Raimondo Raiola non può aver ucciso volontariamente Rahmani Zazai. E’ questa, in sintesi, la valutazione di Alessandro Franco, consulente della difesa nel processo in Corte d‘Assise a Udine per l’omicidio dell’afghano avvenuto il 6 giugno 2020 a Mortegliano. Raiola aveva ammesso di aver rapinato Zazai dei soldi destinati all’acquisto di stupefacenti, ma aveva raccontato che il proiettile mortale era partito inavvertitamente mentre colpiva la vittima con il calcio della sua Beretta.
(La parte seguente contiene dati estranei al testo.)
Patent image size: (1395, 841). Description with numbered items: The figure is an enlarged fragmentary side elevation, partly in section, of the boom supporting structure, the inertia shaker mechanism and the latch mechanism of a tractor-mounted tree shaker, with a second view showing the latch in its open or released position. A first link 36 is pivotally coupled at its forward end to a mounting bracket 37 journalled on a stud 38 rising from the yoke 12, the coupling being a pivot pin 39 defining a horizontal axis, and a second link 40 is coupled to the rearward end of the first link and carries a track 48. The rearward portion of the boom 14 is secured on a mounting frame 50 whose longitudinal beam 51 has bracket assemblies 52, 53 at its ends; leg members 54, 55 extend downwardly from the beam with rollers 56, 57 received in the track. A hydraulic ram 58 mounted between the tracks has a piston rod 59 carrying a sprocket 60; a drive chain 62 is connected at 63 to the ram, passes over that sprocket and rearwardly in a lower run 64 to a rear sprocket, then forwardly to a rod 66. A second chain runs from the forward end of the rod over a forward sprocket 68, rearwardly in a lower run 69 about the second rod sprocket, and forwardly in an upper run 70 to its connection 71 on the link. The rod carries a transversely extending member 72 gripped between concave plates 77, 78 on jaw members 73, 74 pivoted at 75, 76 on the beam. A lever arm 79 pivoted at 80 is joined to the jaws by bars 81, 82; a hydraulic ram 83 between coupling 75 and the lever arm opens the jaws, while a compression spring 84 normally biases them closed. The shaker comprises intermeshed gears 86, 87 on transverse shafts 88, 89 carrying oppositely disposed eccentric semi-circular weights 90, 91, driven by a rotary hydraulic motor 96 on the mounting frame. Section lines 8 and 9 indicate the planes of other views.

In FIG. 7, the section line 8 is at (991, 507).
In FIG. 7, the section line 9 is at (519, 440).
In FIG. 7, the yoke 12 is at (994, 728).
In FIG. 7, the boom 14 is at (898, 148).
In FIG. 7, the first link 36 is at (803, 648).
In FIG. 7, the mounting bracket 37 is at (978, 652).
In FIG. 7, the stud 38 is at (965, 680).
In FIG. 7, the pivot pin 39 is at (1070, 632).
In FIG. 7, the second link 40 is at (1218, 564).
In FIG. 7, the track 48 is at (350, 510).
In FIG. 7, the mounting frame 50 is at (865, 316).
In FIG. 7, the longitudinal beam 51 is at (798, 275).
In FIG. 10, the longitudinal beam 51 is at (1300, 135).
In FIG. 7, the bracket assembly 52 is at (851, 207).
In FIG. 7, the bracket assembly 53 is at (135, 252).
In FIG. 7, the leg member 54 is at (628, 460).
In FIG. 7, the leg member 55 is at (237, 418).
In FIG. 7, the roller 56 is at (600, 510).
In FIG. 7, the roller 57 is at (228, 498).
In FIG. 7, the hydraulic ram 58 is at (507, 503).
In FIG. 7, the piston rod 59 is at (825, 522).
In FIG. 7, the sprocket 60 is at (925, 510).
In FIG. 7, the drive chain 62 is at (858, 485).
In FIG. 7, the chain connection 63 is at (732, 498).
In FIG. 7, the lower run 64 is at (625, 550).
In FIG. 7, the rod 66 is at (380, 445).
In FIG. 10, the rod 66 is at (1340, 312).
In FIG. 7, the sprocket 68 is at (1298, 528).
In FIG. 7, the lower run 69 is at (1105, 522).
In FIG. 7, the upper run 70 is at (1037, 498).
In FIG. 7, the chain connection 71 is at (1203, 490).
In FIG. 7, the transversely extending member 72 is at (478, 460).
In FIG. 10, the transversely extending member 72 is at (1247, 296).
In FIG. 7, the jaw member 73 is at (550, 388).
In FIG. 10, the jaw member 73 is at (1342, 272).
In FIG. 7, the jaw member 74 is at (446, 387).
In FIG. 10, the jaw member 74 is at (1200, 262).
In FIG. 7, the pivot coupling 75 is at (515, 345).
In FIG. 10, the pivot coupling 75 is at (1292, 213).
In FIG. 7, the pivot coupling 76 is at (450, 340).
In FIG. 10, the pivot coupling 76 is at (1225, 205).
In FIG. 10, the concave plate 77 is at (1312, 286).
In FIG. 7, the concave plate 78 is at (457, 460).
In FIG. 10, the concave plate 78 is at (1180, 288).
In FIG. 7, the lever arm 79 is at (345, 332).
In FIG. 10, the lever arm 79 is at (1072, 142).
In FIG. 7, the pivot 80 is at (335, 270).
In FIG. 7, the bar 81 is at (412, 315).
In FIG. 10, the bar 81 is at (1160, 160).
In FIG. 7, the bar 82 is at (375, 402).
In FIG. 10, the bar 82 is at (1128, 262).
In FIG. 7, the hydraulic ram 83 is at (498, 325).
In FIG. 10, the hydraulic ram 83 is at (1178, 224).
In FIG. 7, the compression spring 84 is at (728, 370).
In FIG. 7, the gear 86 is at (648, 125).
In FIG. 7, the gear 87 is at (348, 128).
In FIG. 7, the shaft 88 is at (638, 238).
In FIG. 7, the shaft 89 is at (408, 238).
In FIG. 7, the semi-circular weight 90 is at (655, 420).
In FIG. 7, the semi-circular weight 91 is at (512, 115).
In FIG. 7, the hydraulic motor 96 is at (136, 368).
Partendo dal racconto di Raiola e dalle perizie del medico legale e del Ris di Parma, l’esperto balistico ha escluso la volontarietà dello sparo perché incompatibile con i dati oggettivi. Sarebbe stato più naturale colpire Zazai alla schiena o alla nuca. Invece, ha considerato i dati oggettivi compatibili con il racconto di Raiola. La pistola avrebbe sparato a 10-15 centimetri di distanza dal capo della vittima e il dito avrebbe premuto il grilletto a causa e delle risposte fisiologiche della mano che si preparava all’impatto con la schiena della vittima. Un evento, ha spiegato il perito, non inconsueto per quel datato modello di pistola quando ha colpo in canna e cane armato ed è impugnata in un momento di forte stress.
Al processo hanno deposto anche il fratello di Raiola e un vicino di casa per sottolineare lo stato di turbamento dell’uomo nel giorno dell’omicidio e in quelli precedenti. L’avvocato difensore, Massimo Cescutti, ha letto alcune testimonianze, tra le quali quella della madre dell’imputato, e consegnato al legale di parte civile un assegno di 5mila euro, oltre alla promessa di Raiola di voler vendere la propria automobile e di consegnare il ricavato agli eredi della vittima.